Plinio il giovane era il nipote di Plinio il vecchio. Egli giunse a Roma e fu il primo a scrivere opere di carattere scientifico. La sua carriera fu favorita da Traiano e come ricompensa egli gli dedicò un panegirico. Nelle sue opere egli dice di aver mantenuto nei confronti degli imperatori della dinastia flavia un atteggiamento di moderazione e umiltà. Plinio godette d una certa considerazione rispetto al passato poiché Traiano gli diede l’incarico di console. Per comprendere il rapporto che c’era tra Traiano e Plinio è importante la lettura delle sue lettere perché in esse Plinio chiede a Traiano come deve comportarsi nei confronti dei cristiani. Chi non faceva dichiarazione di fedeltà nei confronti dell’imperatore doveva essere ucciso, ma in realtà non ci furono persecuzioni considerevoli. Plinio il giovane, però, era molto ligio al dovere e voleva sempre essere instradato dall’imperatore, per questo motivo gli chiedeva cosa dovesse fare e Traiano rispondeva di non essere molto rigido.

Il panegiricus


Il panegiricus trae spunto dalla soddisfazione provata dai romani per l’impero di Traiano, opposto al dispotismo di Domiziano. L’opera rappresenta un sincero elogio all’imperatore, a cui l’autore riconosce i seguenti meriti: aver ridato prestigio al senato; aver soppresso le accuse di lesamestà, strumento utilizzato da Domiziano; aver instaurato un clima politico sereno ed improntato al ritorno dell’equilibrio e della libertas, concepita da plinio come un dono da parte dell’imperatore.

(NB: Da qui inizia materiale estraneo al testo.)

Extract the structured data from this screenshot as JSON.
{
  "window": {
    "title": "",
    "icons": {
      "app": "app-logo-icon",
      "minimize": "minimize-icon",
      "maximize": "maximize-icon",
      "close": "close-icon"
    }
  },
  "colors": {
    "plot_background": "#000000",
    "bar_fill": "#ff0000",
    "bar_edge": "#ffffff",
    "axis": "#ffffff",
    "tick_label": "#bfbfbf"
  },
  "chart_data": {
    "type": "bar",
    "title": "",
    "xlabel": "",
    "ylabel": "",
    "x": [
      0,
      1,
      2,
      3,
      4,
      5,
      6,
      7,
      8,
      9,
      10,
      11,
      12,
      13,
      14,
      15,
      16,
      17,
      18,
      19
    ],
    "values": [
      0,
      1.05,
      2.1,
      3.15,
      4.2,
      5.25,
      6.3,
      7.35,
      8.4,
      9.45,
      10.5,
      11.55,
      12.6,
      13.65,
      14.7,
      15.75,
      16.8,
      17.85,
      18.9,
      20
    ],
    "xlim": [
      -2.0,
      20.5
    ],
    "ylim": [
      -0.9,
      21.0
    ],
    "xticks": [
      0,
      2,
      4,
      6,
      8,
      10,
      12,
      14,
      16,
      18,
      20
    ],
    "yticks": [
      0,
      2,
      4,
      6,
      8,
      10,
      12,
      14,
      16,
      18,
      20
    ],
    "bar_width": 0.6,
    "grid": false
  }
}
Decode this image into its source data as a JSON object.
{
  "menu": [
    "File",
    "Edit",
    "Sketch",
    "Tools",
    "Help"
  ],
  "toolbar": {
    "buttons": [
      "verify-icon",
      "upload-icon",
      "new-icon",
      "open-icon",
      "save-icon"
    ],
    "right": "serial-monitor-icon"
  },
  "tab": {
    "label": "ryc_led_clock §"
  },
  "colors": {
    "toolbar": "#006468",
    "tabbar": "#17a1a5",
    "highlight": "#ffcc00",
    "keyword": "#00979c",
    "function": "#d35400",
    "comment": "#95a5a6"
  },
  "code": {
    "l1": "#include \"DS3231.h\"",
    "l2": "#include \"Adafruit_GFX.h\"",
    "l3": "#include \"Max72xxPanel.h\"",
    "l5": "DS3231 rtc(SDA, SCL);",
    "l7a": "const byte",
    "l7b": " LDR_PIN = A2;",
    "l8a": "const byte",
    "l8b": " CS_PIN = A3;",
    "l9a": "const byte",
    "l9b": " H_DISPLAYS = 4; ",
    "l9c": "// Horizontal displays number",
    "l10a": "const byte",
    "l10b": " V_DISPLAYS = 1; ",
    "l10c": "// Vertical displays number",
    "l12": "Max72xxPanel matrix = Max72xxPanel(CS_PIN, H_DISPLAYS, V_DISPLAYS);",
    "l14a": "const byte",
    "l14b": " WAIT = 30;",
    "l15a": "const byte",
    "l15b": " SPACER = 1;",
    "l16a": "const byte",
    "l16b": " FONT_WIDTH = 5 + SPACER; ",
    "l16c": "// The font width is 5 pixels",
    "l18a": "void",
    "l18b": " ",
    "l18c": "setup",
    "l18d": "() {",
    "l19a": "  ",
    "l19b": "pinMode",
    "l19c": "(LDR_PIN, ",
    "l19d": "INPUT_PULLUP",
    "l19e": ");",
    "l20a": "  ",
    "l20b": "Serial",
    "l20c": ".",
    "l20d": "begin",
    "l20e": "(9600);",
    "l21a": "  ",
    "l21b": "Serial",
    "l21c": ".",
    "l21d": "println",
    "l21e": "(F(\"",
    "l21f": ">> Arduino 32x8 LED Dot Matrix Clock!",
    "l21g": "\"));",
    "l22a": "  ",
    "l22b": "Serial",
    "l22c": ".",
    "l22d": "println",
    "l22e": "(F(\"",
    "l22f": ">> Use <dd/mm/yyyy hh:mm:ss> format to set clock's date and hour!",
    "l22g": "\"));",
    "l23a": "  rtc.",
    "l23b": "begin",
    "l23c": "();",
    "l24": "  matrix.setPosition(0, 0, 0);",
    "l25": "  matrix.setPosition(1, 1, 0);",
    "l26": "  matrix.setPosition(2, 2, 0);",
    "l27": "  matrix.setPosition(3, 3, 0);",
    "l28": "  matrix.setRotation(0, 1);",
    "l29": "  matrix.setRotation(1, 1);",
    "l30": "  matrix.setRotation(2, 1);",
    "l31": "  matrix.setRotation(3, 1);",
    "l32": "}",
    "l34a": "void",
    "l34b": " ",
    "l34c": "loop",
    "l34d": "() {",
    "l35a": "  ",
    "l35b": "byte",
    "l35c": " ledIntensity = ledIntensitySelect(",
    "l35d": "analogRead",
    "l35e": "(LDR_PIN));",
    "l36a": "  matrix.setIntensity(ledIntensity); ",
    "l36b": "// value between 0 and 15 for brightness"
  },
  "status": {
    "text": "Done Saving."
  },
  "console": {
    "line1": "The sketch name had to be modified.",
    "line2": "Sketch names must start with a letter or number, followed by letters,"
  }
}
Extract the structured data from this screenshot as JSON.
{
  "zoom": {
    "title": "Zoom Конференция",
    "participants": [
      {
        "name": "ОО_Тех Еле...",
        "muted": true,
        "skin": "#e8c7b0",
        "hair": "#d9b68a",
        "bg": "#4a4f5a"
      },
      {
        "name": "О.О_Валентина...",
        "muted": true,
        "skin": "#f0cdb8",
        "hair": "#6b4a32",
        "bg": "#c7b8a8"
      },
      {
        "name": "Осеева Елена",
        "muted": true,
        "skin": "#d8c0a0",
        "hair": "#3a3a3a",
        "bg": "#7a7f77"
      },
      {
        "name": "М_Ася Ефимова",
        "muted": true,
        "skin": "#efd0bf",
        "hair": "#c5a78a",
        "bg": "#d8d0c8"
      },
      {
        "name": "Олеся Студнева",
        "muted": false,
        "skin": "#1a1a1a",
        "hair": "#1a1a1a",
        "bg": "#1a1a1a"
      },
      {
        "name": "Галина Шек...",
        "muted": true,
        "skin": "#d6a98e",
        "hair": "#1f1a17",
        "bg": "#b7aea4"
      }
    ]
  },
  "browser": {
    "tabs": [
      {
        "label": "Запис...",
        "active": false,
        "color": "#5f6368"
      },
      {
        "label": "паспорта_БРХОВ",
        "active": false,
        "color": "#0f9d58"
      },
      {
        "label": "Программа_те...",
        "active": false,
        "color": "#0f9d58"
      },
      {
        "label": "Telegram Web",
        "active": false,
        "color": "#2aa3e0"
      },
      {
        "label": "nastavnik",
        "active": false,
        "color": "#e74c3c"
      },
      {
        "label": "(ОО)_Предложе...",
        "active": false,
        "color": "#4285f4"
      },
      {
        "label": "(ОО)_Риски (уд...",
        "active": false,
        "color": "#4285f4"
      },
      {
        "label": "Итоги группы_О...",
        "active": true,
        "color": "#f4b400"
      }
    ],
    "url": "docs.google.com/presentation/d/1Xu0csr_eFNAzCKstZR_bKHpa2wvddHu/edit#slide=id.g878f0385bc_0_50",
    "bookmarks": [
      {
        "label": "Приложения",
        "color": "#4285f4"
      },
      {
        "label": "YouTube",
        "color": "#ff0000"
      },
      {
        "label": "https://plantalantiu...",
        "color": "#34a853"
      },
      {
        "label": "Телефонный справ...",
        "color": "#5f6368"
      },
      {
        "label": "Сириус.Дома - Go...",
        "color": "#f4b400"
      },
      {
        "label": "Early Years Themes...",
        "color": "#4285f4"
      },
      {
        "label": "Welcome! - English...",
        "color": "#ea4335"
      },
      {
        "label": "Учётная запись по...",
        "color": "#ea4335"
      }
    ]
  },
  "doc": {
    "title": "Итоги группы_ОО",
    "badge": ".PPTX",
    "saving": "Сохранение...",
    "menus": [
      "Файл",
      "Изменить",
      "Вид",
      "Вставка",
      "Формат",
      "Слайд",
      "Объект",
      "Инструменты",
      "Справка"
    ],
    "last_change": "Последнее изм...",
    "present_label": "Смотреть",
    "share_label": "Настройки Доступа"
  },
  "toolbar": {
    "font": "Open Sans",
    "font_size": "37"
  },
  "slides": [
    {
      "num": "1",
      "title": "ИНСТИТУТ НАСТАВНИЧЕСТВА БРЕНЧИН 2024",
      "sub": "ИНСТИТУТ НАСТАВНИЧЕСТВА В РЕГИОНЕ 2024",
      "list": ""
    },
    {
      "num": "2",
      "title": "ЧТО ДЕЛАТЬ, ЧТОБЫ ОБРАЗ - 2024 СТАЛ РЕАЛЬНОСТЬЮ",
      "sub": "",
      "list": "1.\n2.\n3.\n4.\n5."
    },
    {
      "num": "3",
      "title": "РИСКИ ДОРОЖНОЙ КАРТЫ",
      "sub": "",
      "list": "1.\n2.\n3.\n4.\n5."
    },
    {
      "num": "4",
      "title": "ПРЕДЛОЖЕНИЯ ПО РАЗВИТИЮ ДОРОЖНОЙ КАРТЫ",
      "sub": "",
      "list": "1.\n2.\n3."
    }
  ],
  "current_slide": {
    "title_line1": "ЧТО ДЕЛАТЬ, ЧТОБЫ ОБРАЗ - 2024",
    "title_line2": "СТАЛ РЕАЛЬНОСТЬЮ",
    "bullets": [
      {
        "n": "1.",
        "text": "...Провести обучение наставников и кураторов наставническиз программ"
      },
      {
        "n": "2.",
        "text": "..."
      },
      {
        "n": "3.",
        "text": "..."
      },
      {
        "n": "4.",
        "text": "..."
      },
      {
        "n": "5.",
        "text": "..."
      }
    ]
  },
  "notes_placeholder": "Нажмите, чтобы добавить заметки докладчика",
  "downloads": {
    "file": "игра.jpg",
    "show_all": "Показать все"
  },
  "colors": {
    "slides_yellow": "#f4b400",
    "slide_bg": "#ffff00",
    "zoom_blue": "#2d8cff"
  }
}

Traiano ripropone gli stessi argomenti avanzati dagli altri imperatore, ma con moderazione e saggezza. traino ripropone inoltre la diarchia tra principato e senato, motivo di attesa e speranza per il popolo.

Le Orazioni


Plinio fu oratore di importanti orazioni, pronunciate in occasioni importai. Egli si cimentò con l’oratoria giudiziaria, epidittico e … Nessuna di essere ci è pervenuta.

Le epistolari


Le epistolari è un’ampia raccolta di lettere, inviate ai parenti dall’autore o missive ricevute. La disposizione delle lettere non è importante a criteri di ordine cronologico, bensì tematico. CIò costituisce un indizio chiaro del fatto che le epistole erano destinate alla pubblicazione. Le lettere costituiscono uno spaccato della società del temp poiché offrono una visione autenticamente realistica della realtà descritta. Da un’analisi complessiva delle epistolari emerge la figura di un uomo che guarda in maniera ottimistica ma superficiale del proprio temp, a differenza di Tacito e Quintiliano, suo maestro di retorica. In definitiva Plinio il giovane è l’intellettuale tipo del suo tempo: moderato e pieno di curiositas, che non si accorge però della mancanza della libertas.